Later on this morning, I will go to the Cairo office to get my finances secured, my first check, my first deposit in Egyptian pounds. When I arrived in my apartment I was so happy. Extremely tall ceilings around 14 feet high. Nice inlaid furniture. Big wide open spaces. I have a big bed in the main bedroom with great air conditioner. There is another bedroom with two twin beds. I haven't quite figured out how to make the hot water heater work for the shower - always a challenge. Took a cool shower anyway. There is a nice big living room for entertaining, a separate dining room with seating for at least 8 people and get this, a separate big office with couch that could sleep a visitor as well. I have DSL wireless which is a treat as I am lying in bed typing this. I fell asleep reading Chronicles of the Queens of Egypt.

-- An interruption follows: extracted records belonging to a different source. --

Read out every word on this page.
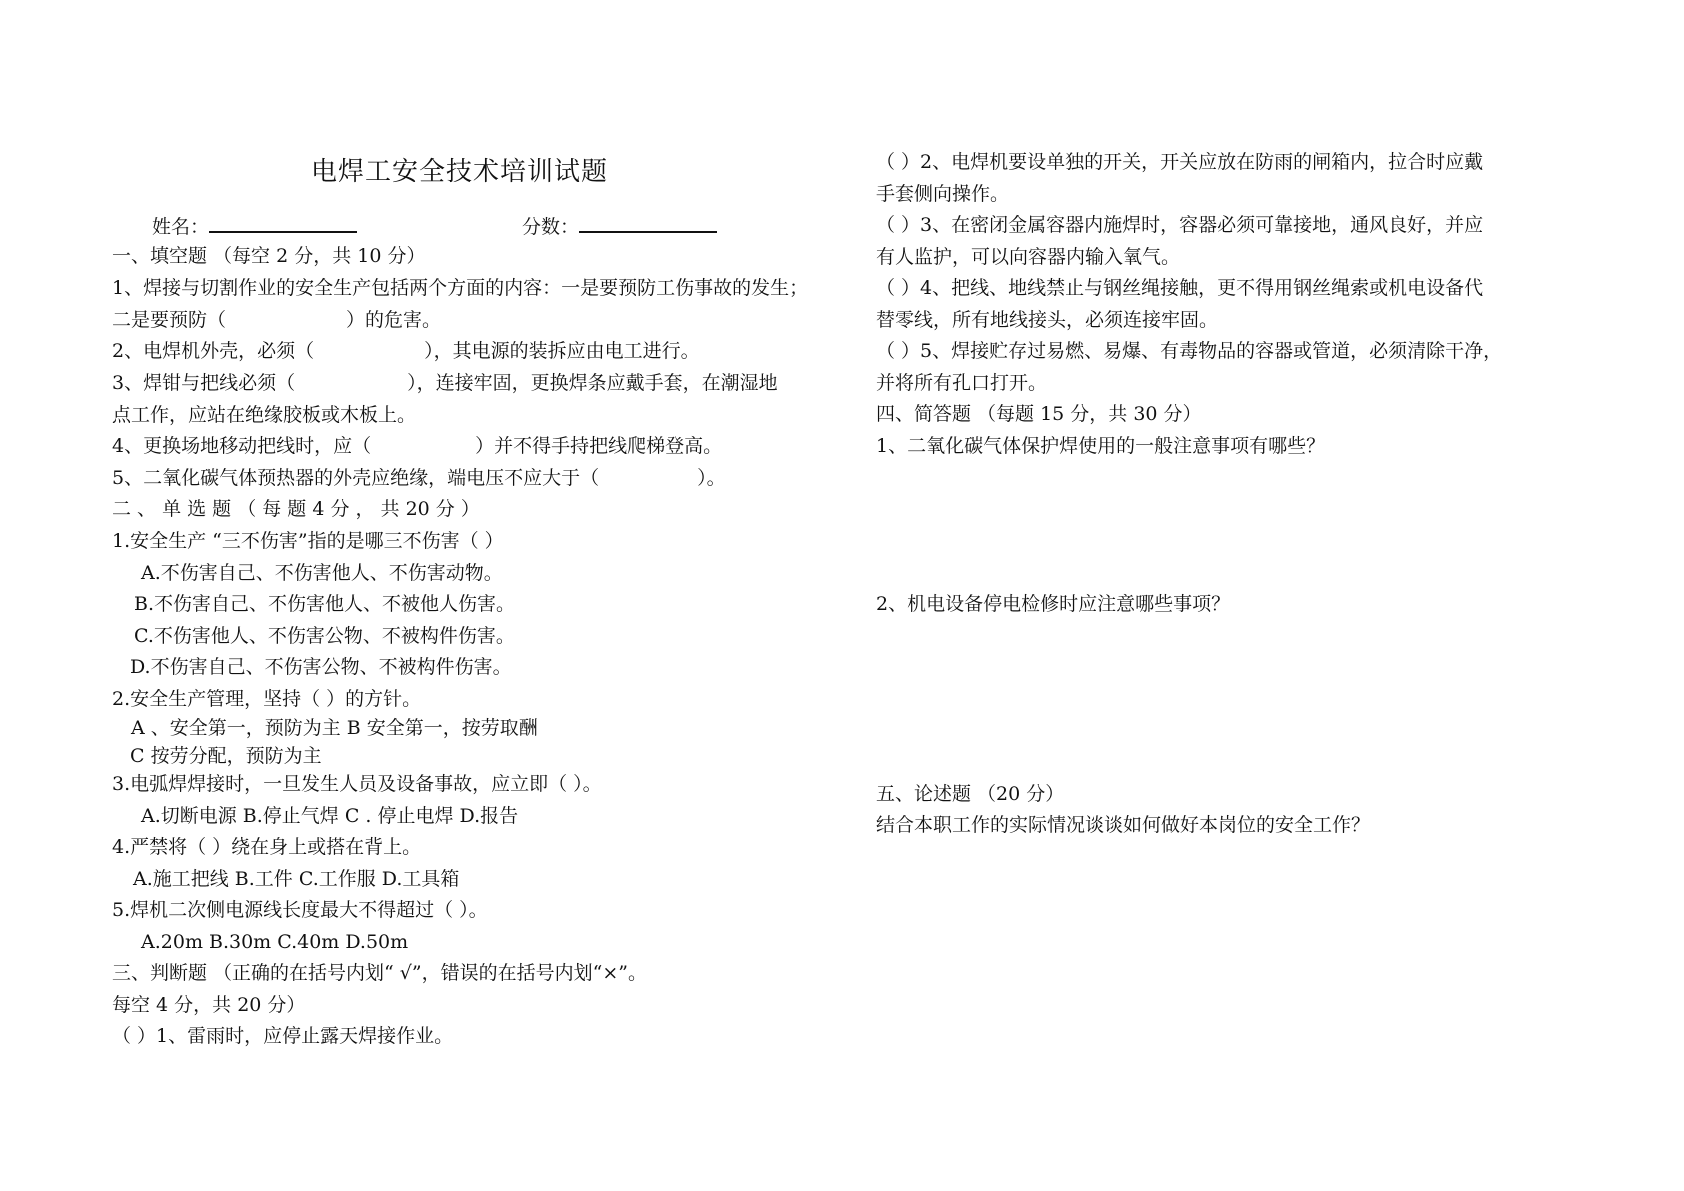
电焊工安全技术培训试题
姓名：	分数：
一、填空题 （每空 2 分，共 10 分）
1、焊接与切割作业的安全生产包括两个方面的内容：一是要预防工伤事故的发生；
二是要预防（	）的危害。
2、电焊机外壳，必须（	），其电源的装拆应由电工进行。
3、焊钳与把线必须（	），连接牢固，更换焊条应戴手套，在潮湿地
点工作，应站在绝缘胶板或木板上。
4、更换场地移动把线时，应（	）并不得手持把线爬梯登高。
5、二氧化碳气体预热器的外壳应绝缘，端电压不应大于（	）。
二 、 单 选 题 （ 每 题 4 分 ， 共 20 分 ）
1.安全生产 “三不伤害”指的是哪三不伤害（ ）
A.不伤害自己、不伤害他人、不伤害动物。
B.不伤害自己、不伤害他人、不被他人伤害。
C.不伤害他人、不伤害公物、不被构件伤害。
D.不伤害自己、不伤害公物、不被构件伤害。
2.安全生产管理，坚持（ ）的方针。
A 、安全第一，预防为主 B 安全第一，按劳取酬
C 按劳分配，预防为主
3.电弧焊焊接时，一旦发生人员及设备事故，应立即（ ）。
A.切断电源 B.停止气焊 C . 停止电焊 D.报告
4.严禁将（ ）绕在身上或搭在背上。
A.施工把线 B.工件 C.工作服 D.工具箱
5.焊机二次侧电源线长度最大不得超过（ ）。
A.20m B.30m C.40m D.50m
三、判断题 （正确的在括号内划“ √”，错误的在括号内划“×”。
每空 4 分，共 20 分）
（ ）1、雷雨时，应停止露天焊接作业。
（ ）2、电焊机要设单独的开关，开关应放在防雨的闸箱内，拉合时应戴
手套侧向操作。
（ ）3、在密闭金属容器内施焊时，容器必须可靠接地，通风良好，并应
有人监护，可以向容器内输入氧气。
（ ）4、把线、地线禁止与钢丝绳接触，更不得用钢丝绳索或机电设备代
替零线，所有地线接头，必须连接牢固。
（ ）5、焊接贮存过易燃、易爆、有毒物品的容器或管道，必须清除干净，
并将所有孔口打开。
四、简答题 （每题 15 分，共 30 分）
1、二氧化碳气体保护焊使用的一般注意事项有哪些？
2、机电设备停电检修时应注意哪些事项？
五、论述题 （20 分）
结合本职工作的实际情况谈谈如何做好本岗位的安全工作？
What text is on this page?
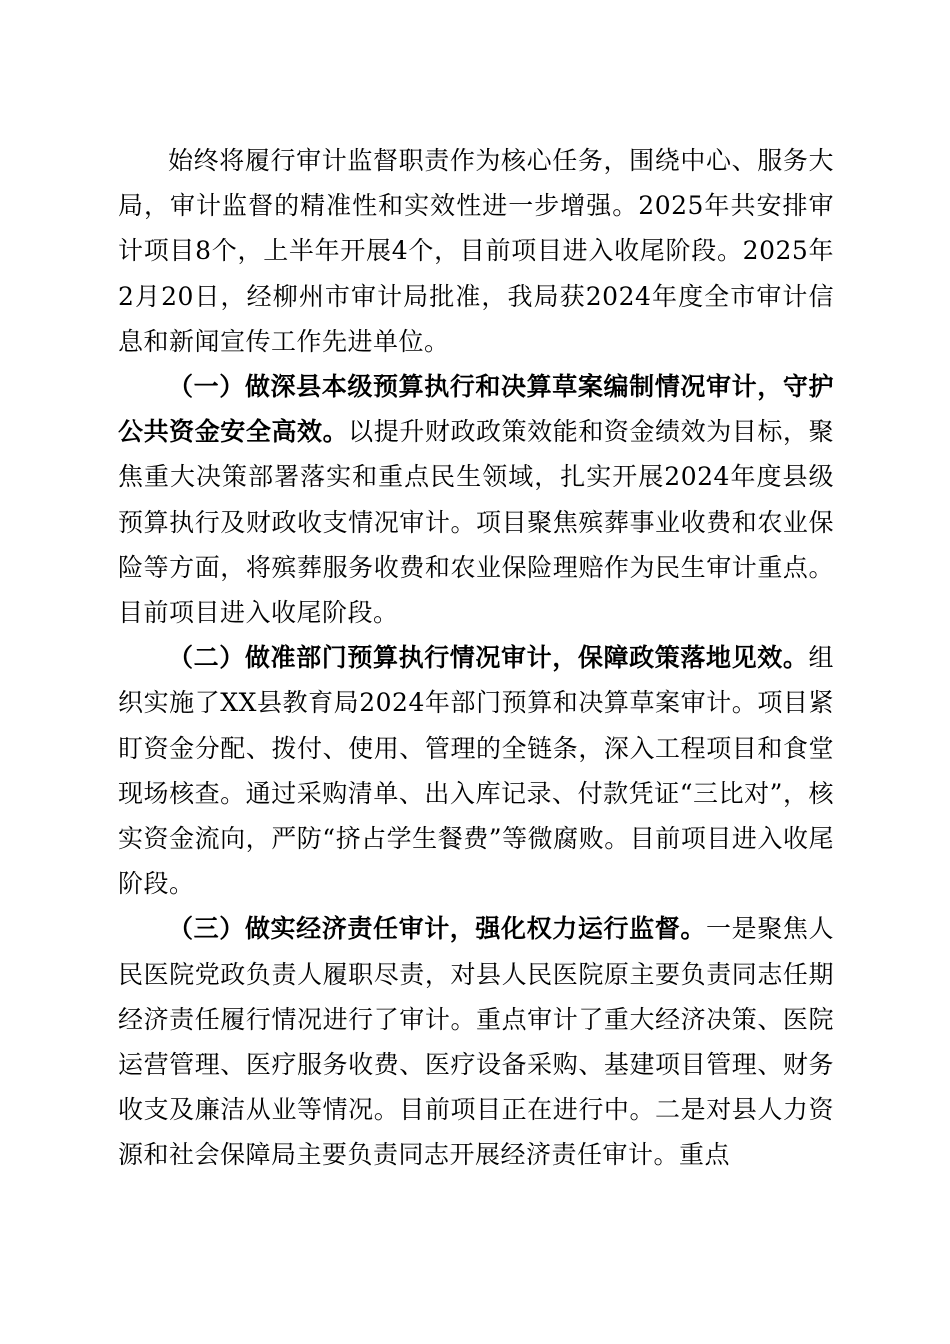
始终将履行审计监督职责作为核心任务，围绕中心、服务大局，审计监督的精准性和实效性进一步增强。2025年共安排审计项目8个，上半年开展4个，目前项目进入收尾阶段。2025年2月20日，经柳州市审计局批准，我局获2024年度全市审计信息和新闻宣传工作先进单位。

（一）做深县本级预算执行和决算草案编制情况审计，守护公共资金安全高效。以提升财政政策效能和资金绩效为目标，聚焦重大决策部署落实和重点民生领域，扎实开展2024年度县级预算执行及财政收支情况审计。项目聚焦殡葬事业收费和农业保险等方面，将殡葬服务收费和农业保险理赔作为民生审计重点。目前项目进入收尾阶段。

（二）做准部门预算执行情况审计，保障政策落地见效。组织实施了XX县教育局2024年部门预算和决算草案审计。项目紧盯资金分配、拨付、使用、管理的全链条，深入工程项目和食堂现场核查。通过采购清单、出入库记录、付款凭证“三比对”，核实资金流向，严防“挤占学生餐费”等微腐败。目前项目进入收尾阶段。

（三）做实经济责任审计，强化权力运行监督。一是聚焦人民医院党政负责人履职尽责，对县人民医院原主要负责同志任期经济责任履行情况进行了审计。重点审计了重大经济决策、医院运营管理、医疗服务收费、医疗设备采购、基建项目管理、财务收支及廉洁从业等情况。目前项目正在进行中。二是对县人力资源和社会保障局主要负责同志开展经济责任审计。重点
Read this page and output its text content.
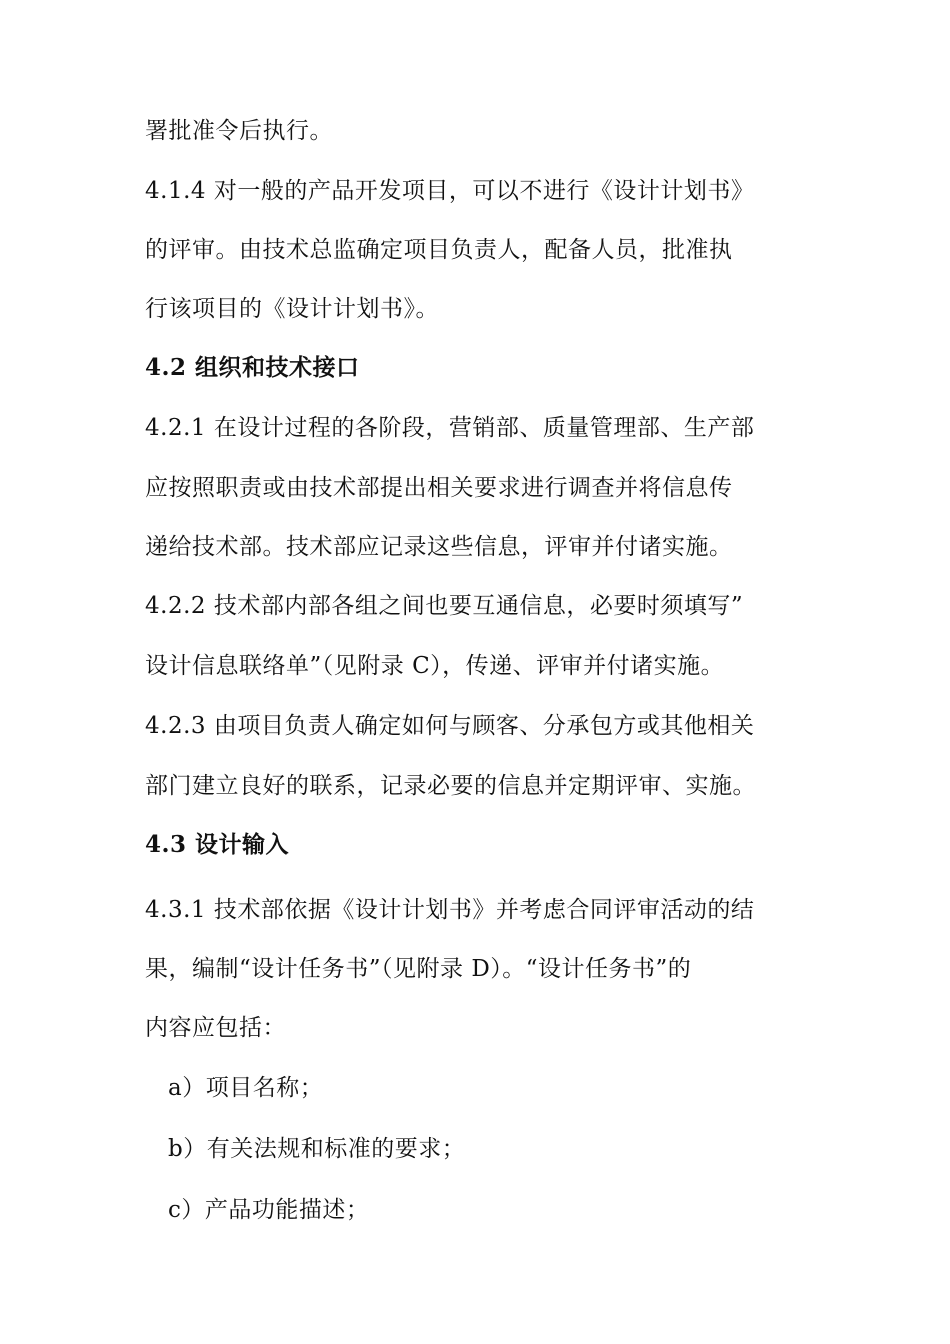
署批准令后执行。
4.1.4 对一般的产品开发项目，可以不进行《设计计划书》
的评审。由技术总监确定项目负责人，配备人员，批准执
行该项目的《设计计划书》。
4.2 组织和技术接口
4.2.1 在设计过程的各阶段，营销部、质量管理部、生产部
应按照职责或由技术部提出相关要求进行调查并将信息传
递给技术部。技术部应记录这些信息，评审并付诸实施。
4.2.2 技术部内部各组之间也要互通信息，必要时须填写”
设计信息联络单”（见附录 C），传递、评审并付诸实施。
4.2.3 由项目负责人确定如何与顾客、分承包方或其他相关
部门建立良好的联系，记录必要的信息并定期评审、实施。
4.3 设计输入
4.3.1 技术部依据《设计计划书》并考虑合同评审活动的结
果，编制“设计任务书”（见附录 D）。“设计任务书”的
内容应包括：
a）项目名称；
b）有关法规和标准的要求；
c）产品功能描述；
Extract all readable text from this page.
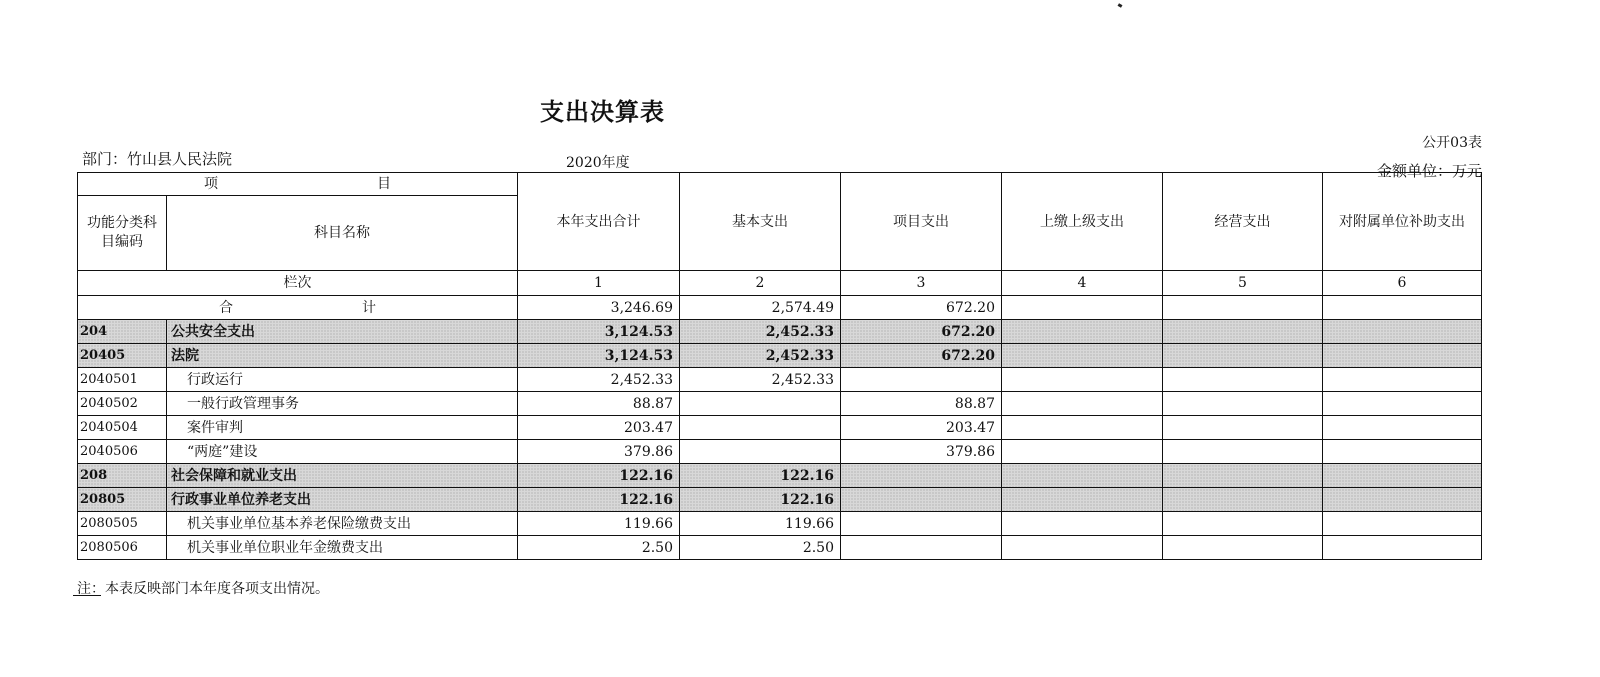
支出决算表
公开03表
部门：竹山县人民法院	2020年度	金额单位：万元
项 目		本年支出合计	基本支出	项目支出	上缴上级支出	经营支出	对附属单位补助支出
功能分类科目编码	科目名称						
栏次		1	2	3	4	5	6
合 计		3,246.69	2,574.49	672.20			
204	公共安全支出	3,124.53	2,452.33	672.20			
20405	法院	3,124.53	2,452.33	672.20			
2040501	行政运行	2,452.33	2,452.33				
2040502	一般行政管理事务	88.87		88.87			
2040504	案件审判	203.47		203.47			
2040506	“两庭”建设	379.86		379.86			
208	社会保障和就业支出	122.16	122.16				
20805	行政事业单位养老支出	122.16	122.16				
2080505	机关事业单位基本养老保险缴费支出	119.66	119.66				
2080506	机关事业单位职业年金缴费支出	2.50	2.50				
注：本表反映部门本年度各项支出情况。
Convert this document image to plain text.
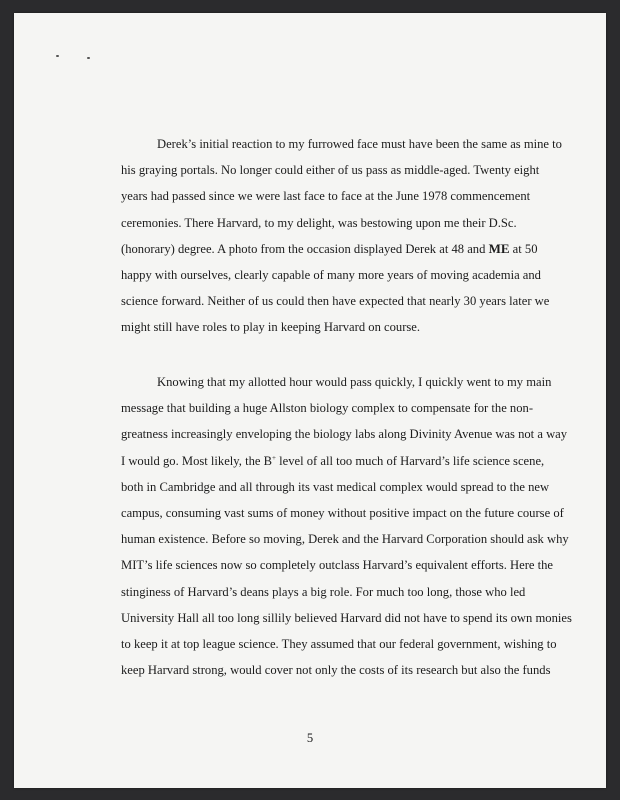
Derek’s initial reaction to my furrowed face must have been the same as mine to
his graying portals. No longer could either of us pass as middle-aged. Twenty eight
years had passed since we were last face to face at the June 1978 commencement
ceremonies. There Harvard, to my delight, was bestowing upon me their D.Sc.
(honorary) degree. A photo from the occasion displayed Derek at 48 and ME at 50
happy with ourselves, clearly capable of many more years of moving academia and
science forward. Neither of us could then have expected that nearly 30 years later we
might still have roles to play in keeping Harvard on course.

Knowing that my allotted hour would pass quickly, I quickly went to my main
message that building a huge Allston biology complex to compensate for the non-
greatness increasingly enveloping the biology labs along Divinity Avenue was not a way
I would go. Most likely, the B+ level of all too much of Harvard’s life science scene,
both in Cambridge and all through its vast medical complex would spread to the new
campus, consuming vast sums of money without positive impact on the future course of
human existence. Before so moving, Derek and the Harvard Corporation should ask why
MIT’s life sciences now so completely outclass Harvard’s equivalent efforts. Here the
stinginess of Harvard’s deans plays a big role. For much too long, those who led
University Hall all too long sillily believed Harvard did not have to spend its own monies
to keep it at top league science. They assumed that our federal government, wishing to
keep Harvard strong, would cover not only the costs of its research but also the funds

5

I had to pay $300 for overweight luggage - it would have been more but the nice check in woman at Lufthansa had me take out some books for the official weighing in. You are allowed 23 kg and I had 32 kg on one and 35 on the other. After 33 kg, the cost goes up exponentially and instead of $150 it is $300. So she saved me another $150. with three bags it would have been $250 so I should have stuck with my original packing. At least there is a bawoab - kind of the building super for this apartment who brought the bags upstairs. After fasting all day in 87 degree heat, my handler, Ibrahim who is not too burly, had a hard time getting my bags in his station wagon - I gave him $10 American for his help and 10 Egyptian pounds for the bawoab. I got my visa no problem for $15 at the airport in Cairo, another nice sticker with stamps on it for my passport. Ibrahim gave me a tour of the apartment and in my nearly brain dead state tried to remember things. He called Maggie William, the housing supervisor and she spoke to me saying how they worked all day on Sept. 1 getting the apartment ready. She had food there for me, bananas, red delicious apples, water in the fridge, Laughing Cow cheese, butter, wheat bread, Egyptian bread which is like pita bread, coffee, tea, sugar, boxed milk, etc. I was so impressed and happy - she said it's too hard when you are tired to go out and find these things so they wanted to get me started on the basics. I had used about a dozen rolls of toilet paper and two rolls of paper towels as padding for my large case so now I don't have to buy any for a while.

I'm nearly unpacked - hung up all my clothes but stopped short of total putting away of stuff. I dreamed that my fulbright neighbords and their 14 triplets came to visit me bringing chocolate cheesecake. My dreams are definitely improving! More blogs later today when I can upload pics of my surroundings and apartment. Love from Cairo!